Kebijakan di bidang perumahan, transportasi publik, pendidikan, kesehatan, dan ruang publik harus mampu memperkecil—bukan memperlebar—kesenjangan antara kaya dan miskin, pusat dan pinggiran kota, warga formal dan informal.

5. Kepemimpinan Krisis dan Ketangguhan Kota

Mulai dari pandemi dan banjir hingga guncangan ekonomi dan gejolak sosial, kota besar sangat rentan terhadap krisis.

Seorang wali kota yang baik harus tetap tenang di bawah tekanan, mampu mengambil keputusan cepat namun berbasis data, serta berkomunikasi secara jelas saat keadaan darurat.

Kepemimpinan krisis juga menuntut kesiapsiagaan. Ini berarti berinvestasi pada pengurangan risiko bencana, adaptasi perubahan iklim, sistem kesehatan publik, dan mekanisme peringatan dini. Kota-kota yang mampu bertahan dan pulih dengan cepat umumnya dipimpin oleh wali kota yang menjadikan ketangguhan sebagai kebijakan inti, bukan sekadar respons sesaat.

6. Pengelolaan Ekonomi dan Penciptaan Lapangan Kerja

Kota besar adalah mesin ekonomi. Seorang wali kota yang baik memahami cara kerja ekonomi perkotaan—baik sektor formal maupun informal, usaha kecil hingga investor global, industri kreatif maupun manufaktur tradisional.

Alih-alih bergantung sepenuhnya pada investor besar, wali kota yang kapabel mendorong kewirausahaan lokal, mendukung inovasi, dan memastikan regulasi yang adil.

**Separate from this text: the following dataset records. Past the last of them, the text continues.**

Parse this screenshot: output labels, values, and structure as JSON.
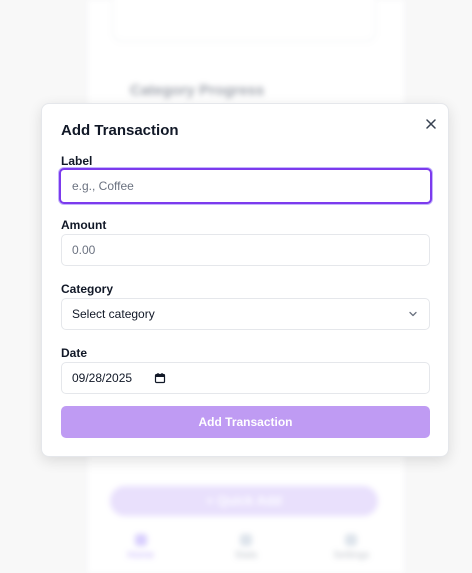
{
  "background": {
    "heading": "Category Progress",
    "button_label": "Quick Add",
    "nav": [
      "Home",
      "Stats",
      "Settings"
    ]
  },
  "modal": {
    "title": "Add Transaction",
    "close_icon": "close-icon",
    "fields": {
      "label": {
        "label": "Label",
        "placeholder": "e.g., Coffee",
        "value": ""
      },
      "amount": {
        "label": "Amount",
        "placeholder": "0.00",
        "value": ""
      },
      "category": {
        "label": "Category",
        "selected": "Select category",
        "icon": "chevron-down-icon"
      },
      "date": {
        "label": "Date",
        "value": "09/28/2025",
        "icon": "calendar-icon"
      }
    },
    "submit_label": "Add Transaction"
  },
  "colors": {
    "accent": "#7c3aed",
    "submit_bg": "#bf9bf3",
    "text": "#111827",
    "border": "#e5e7eb"
  }
}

Investasi infrastruktur, pengembangan keterampilan, dan transformasi digital merupakan instrumen penting. Namun, pertumbuhan ekonomi harus bersifat inklusif, menciptakan pekerjaan layak dan melindungi kelompok pekerja rentan.

7. Komunikasi Efektif dan Pelibatan Publik

Seorang wali kota yang baik harus menjadi komunikator yang andal. Di kota besar, kebijakan sering gagal bukan hanya karena perancangannya buruk, tetapi karena tidak dikomunikasikan dengan baik.

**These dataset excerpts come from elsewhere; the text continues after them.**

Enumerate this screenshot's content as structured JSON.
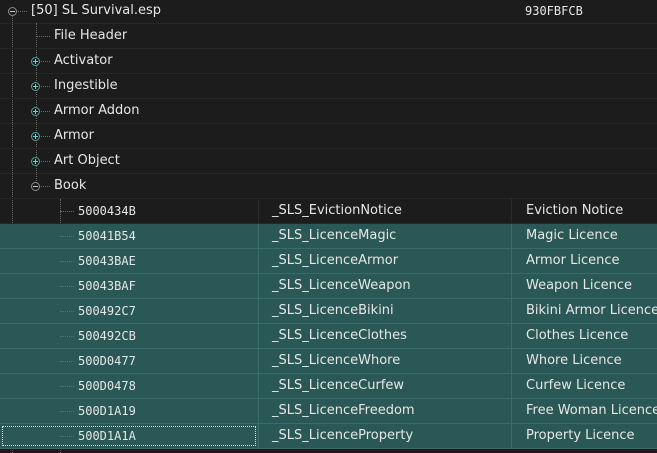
{
  "plugin": {
    "label": "[50] SL Survival.esp",
    "formid_prefix": "930FBFCB"
  },
  "groups": [
    {
      "label": "File Header",
      "has_children": false
    },
    {
      "label": "Activator",
      "has_children": true,
      "expanded": false
    },
    {
      "label": "Ingestible",
      "has_children": true,
      "expanded": false
    },
    {
      "label": "Armor Addon",
      "has_children": true,
      "expanded": false
    },
    {
      "label": "Armor",
      "has_children": true,
      "expanded": false
    },
    {
      "label": "Art Object",
      "has_children": true,
      "expanded": false
    },
    {
      "label": "Book",
      "has_children": true,
      "expanded": true
    }
  ],
  "book_records": [
    {
      "formid": "5000434B",
      "edid": "_SLS_EvictionNotice",
      "name": "Eviction Notice",
      "selected": false
    },
    {
      "formid": "50041B54",
      "edid": "_SLS_LicenceMagic",
      "name": "Magic Licence",
      "selected": true
    },
    {
      "formid": "50043BAE",
      "edid": "_SLS_LicenceArmor",
      "name": "Armor Licence",
      "selected": true
    },
    {
      "formid": "50043BAF",
      "edid": "_SLS_LicenceWeapon",
      "name": "Weapon Licence",
      "selected": true
    },
    {
      "formid": "500492C7",
      "edid": "_SLS_LicenceBikini",
      "name": "Bikini Armor Licence",
      "selected": true
    },
    {
      "formid": "500492CB",
      "edid": "_SLS_LicenceClothes",
      "name": "Clothes Licence",
      "selected": true
    },
    {
      "formid": "500D0477",
      "edid": "_SLS_LicenceWhore",
      "name": "Whore Licence",
      "selected": true
    },
    {
      "formid": "500D0478",
      "edid": "_SLS_LicenceCurfew",
      "name": "Curfew Licence",
      "selected": true
    },
    {
      "formid": "500D1A19",
      "edid": "_SLS_LicenceFreedom",
      "name": "Free Woman Licence",
      "selected": true
    },
    {
      "formid": "500D1A1A",
      "edid": "_SLS_LicenceProperty",
      "name": "Property Licence",
      "selected": true,
      "focused": true
    }
  ],
  "colors": {
    "background": "#1c1c1c",
    "selection": "#2a5856",
    "text": "#e6e6e6",
    "expander_accent": "#3fa9a0"
  },
  "icons": {
    "collapse": "minus-circle-icon",
    "expand": "plus-circle-icon"
  }
}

Warga perlu memahami mengapa suatu keputusan diambil dan bagaimana dampaknya terhadap kehidupan sehari-hari mereka.

Pelibatan publik—melalui konsultasi, platform digital, pertemuan warga, dan forum komunitas—memperkuat demokrasi dan kualitas kebijakan.

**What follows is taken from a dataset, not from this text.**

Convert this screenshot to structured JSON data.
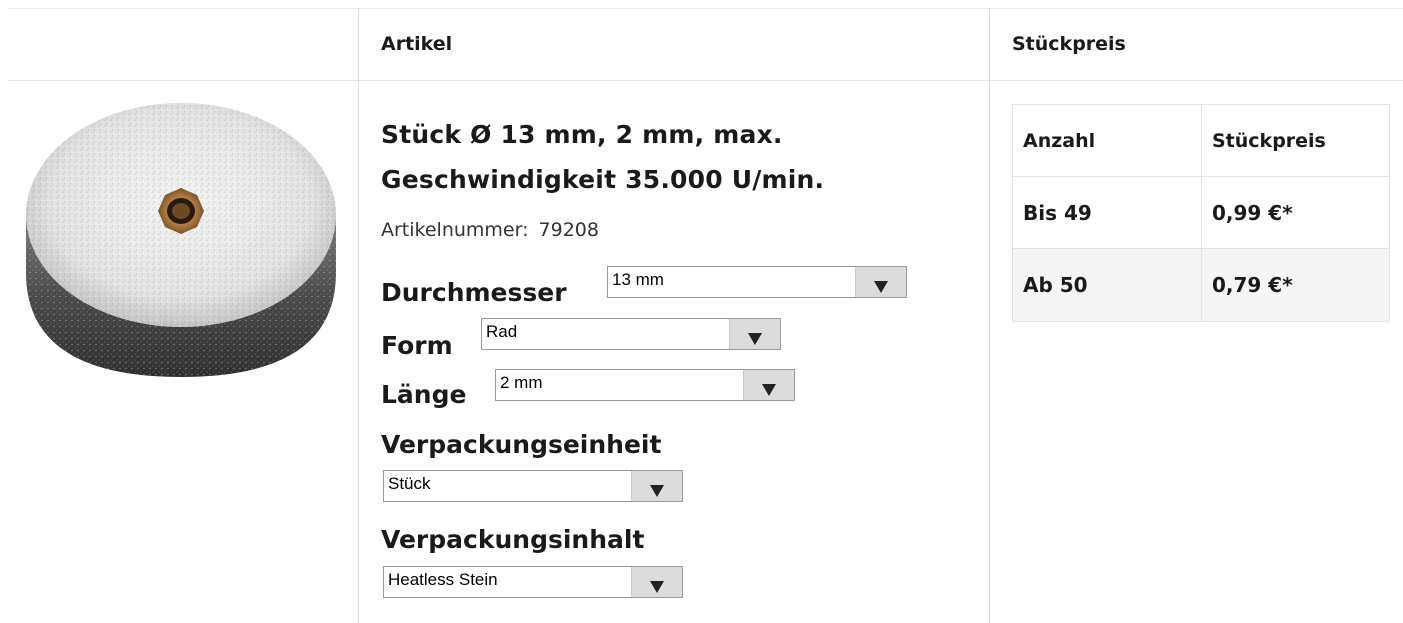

Wali kota yang mau mendengar akan memperoleh masukan yang lebih baik serta legitimasi yang lebih kuat. Komunikasi bukan propaganda; melainkan proses dua arah yang berbasis dialog dan pembelajaran.

***

Sosodara, di kota besar, wali kota yang baik bukanlah seorang pahlawan super—melainkan pemimpin yang terampil, beretika, dan adaptif. Visi tanpa kompetensi adalah kosong.

Integritas tanpa tindakan tidaklah cukup. Yang benar-benar mendefinisikan wali kota yang baik adalah kemampuannya menyeimbangkan kepentingan yang saling bersaing sambil menjaga kota tetap berfungsi, adil, dan berorientasi ke masa depan.

Pada akhirnya, wali kota yang sukses tidak hanya meninggalkan warisan berupa infrastruktur atau angka-angka ekonomi, tetapi juga institusi yang kuat, kepercayaan sosial, dan sebuah kota yang lebih siap menghadapi masa depan dibandingkan saat ia pertama kali menjabat.